Briefly stated, Faulkner has offered no compelling reason for us to deem this appeal anything other than an untimely and successive retread of previously unavailing arguments. "The courts have much more to do than occupy themselves with successive 'reruns' of RCr 11.42 motions stating grounds that have or should have been presented earlier." Hampton v. Commonwealth, 454 S.W.2d 672, 673 (Ky. 1970) (citing Kennedy v. Commonwealth, 451 S.W.2d 158, 159 (Ky. 1970)).

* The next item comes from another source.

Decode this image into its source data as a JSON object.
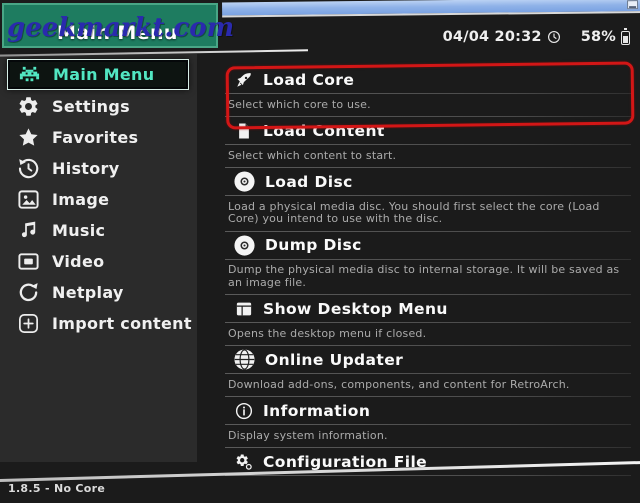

More than a decade ago, we began warning Faulkner our rules do not allow successive post-conviction motions that simply rehash arguments previously made, or ones that could and should have been raised previously. To be fair, those warnings were given to Faulkner in the context of repetitive RCr 11.42 motions. The same prohibition applies to CR 60.02 motions, Stoker v. Commonwealth, 289 S.W.3d 592, 596-97 (Ky. App. 2009) (citing Gross, 648 S.W.2d at 856), and he has now filed his second CR 60.02 motion raising nothing new. Because Faulkner is acting pro se, we give him leeway in his pleadings, but not unlimited leeway.
Every filing exhausts court resources. To most effectively use the court's limited resources, we "may bar prospective filings to prevent the deleterious effect of such filings on scarce judicial resources." Cardwell v. Commonwealth, 354 S.W.3d 582, 585 (Ky. App. 2011). To that end, we direct the circuit court to deny all future requests for in forma pauperis status filed by Faulkner in an attempt to attack this same conviction again.
For the foregoing reasons, we affirm the Kenton Circuit Court's order denying Faulkner's motion to vacate sentence entered April 20, 2016.